On Friday Lindenwood University announced that Men’s Lacrosse would be among ten sports no longer be offered after the 2024 season. The announcement sent shockwaves through the lacrosse community as Lindenwood just completed their first season as a Division I program after a highly successful run at the Division II level. The timing is puzzling especially after the administration initially said it had no intention of cutting any sports.

Lindenwood to Drop

“Today, and for the near future, it will be challenging as the decision to better align our athletics department with our peers also results in many of our student-athletes learning that they will no longer be able to compete in the sport they love while at Lindenwood,” said Vice President for Intercollegiate Athletics Jason Coomer. “As an Athletics Director, this is not a decision you ever want to have to make. Unfortunately, it is critical for the long-term sustainability of the department. I understand there will be considerable hurt felt by the ten teams impacted as well as by our staff and coaches.”

While many are searching for answers, the ones this effect most are the current players, coaches, and alumni. Many feel this was a decision made to prioritize other sports such as football, basketball, and Ice Hockey. From an all sports standpoint Lindenwood is in the OVC. With the lacrosse program being in the ASUN may have something to do with the decision.

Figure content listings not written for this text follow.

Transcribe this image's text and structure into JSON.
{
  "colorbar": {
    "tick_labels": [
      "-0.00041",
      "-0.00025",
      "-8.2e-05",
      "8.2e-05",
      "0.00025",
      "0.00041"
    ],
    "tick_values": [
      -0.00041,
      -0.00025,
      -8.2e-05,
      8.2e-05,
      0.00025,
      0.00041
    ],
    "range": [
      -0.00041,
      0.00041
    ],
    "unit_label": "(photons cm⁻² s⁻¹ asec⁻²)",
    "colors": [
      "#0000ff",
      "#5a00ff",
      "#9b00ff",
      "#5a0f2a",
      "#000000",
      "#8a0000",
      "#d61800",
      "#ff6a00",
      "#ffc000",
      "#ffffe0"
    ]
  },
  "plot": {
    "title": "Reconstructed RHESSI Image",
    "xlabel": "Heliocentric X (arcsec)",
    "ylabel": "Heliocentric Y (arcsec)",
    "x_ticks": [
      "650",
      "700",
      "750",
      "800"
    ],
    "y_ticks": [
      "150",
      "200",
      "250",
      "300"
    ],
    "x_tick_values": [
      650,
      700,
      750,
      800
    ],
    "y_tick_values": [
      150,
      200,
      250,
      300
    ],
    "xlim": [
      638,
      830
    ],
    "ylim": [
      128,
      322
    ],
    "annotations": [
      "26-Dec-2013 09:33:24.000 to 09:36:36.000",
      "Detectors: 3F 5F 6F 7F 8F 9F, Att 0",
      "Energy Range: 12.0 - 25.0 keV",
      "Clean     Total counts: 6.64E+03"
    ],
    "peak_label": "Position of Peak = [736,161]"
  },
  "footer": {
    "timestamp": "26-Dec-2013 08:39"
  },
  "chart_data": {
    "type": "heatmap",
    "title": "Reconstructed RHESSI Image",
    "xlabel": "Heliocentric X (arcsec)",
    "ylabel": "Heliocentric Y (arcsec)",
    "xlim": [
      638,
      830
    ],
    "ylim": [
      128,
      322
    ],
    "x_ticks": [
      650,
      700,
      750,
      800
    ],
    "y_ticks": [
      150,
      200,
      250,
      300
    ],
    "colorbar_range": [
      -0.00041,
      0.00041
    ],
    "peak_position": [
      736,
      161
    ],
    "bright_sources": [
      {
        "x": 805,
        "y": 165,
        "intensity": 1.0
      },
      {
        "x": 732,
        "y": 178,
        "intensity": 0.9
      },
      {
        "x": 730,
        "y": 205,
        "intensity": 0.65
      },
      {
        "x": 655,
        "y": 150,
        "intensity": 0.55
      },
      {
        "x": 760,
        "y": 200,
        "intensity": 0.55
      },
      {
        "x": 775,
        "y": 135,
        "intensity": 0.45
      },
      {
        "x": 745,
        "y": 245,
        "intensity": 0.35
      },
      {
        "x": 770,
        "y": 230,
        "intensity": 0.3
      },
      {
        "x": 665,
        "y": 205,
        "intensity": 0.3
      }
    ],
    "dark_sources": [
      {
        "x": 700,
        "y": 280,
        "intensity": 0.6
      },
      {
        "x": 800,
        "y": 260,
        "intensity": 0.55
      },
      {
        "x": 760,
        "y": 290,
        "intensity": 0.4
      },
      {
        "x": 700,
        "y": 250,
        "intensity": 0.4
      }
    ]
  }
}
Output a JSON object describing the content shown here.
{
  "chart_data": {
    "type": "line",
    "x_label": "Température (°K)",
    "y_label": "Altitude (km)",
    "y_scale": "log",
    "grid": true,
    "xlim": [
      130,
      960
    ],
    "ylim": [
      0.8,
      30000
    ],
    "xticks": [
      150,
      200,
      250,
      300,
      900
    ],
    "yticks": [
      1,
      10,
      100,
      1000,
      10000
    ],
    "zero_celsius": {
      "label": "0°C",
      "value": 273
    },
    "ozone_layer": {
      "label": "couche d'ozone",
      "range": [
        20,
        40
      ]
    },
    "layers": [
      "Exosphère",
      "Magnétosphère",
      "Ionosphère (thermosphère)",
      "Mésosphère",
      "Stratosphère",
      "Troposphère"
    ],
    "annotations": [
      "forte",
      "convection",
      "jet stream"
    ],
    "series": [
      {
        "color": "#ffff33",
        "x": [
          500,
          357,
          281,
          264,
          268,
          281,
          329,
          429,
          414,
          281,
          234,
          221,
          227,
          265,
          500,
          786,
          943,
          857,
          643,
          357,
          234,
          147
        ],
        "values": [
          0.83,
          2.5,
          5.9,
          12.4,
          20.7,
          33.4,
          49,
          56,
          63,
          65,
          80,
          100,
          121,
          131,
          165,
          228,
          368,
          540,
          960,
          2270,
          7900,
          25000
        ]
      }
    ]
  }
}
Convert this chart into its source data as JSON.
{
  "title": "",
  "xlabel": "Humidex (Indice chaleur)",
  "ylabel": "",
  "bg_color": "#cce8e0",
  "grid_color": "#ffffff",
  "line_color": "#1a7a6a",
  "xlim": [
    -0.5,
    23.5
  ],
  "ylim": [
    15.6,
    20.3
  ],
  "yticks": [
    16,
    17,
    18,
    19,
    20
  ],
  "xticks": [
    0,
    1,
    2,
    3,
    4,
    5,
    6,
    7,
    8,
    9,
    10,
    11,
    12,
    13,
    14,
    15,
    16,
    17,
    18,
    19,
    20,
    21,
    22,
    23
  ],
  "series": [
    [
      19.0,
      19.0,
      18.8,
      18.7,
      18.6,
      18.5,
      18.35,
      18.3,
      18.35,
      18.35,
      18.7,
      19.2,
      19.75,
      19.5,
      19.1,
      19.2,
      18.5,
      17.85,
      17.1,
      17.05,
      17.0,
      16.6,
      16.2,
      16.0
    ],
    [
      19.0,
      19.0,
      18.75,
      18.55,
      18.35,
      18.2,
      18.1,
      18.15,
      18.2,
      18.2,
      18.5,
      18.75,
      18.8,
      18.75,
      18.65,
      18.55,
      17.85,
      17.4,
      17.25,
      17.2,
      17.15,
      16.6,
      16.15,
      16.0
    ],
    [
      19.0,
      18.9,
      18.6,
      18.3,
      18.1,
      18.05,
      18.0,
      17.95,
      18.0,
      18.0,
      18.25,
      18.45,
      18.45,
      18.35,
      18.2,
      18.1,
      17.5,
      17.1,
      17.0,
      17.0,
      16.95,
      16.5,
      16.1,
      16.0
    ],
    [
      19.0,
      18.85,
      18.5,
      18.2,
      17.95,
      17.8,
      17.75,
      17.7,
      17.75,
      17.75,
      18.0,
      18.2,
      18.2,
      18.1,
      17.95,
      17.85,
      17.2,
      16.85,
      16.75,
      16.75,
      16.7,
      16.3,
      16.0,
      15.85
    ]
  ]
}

On paper this decision doesn’t make a lot of sense. Lacrosse often has a larger roster that brings in more tuition dollars as opposed to how much it gives out from a scholarship standpoint. Lindenwood as an institution is tuition dependent so to see them cut ten sports is very puzzling. If the plan was to do this the entire time, why even transition to Division I?

Lindenwood has been a staple in the greater St. Louis lacrosse community for years. This announcement is a huge blow to the game in so many ways. One must think that their success helped schools like Rockhurst and Maryville decide to add lacrosse.

With the Transfer Portal opening up December 1st and the IMLCA convention in a week, it will be a mad dash for athletes from both schools to try and find homes mid-year if they choose to leave at break.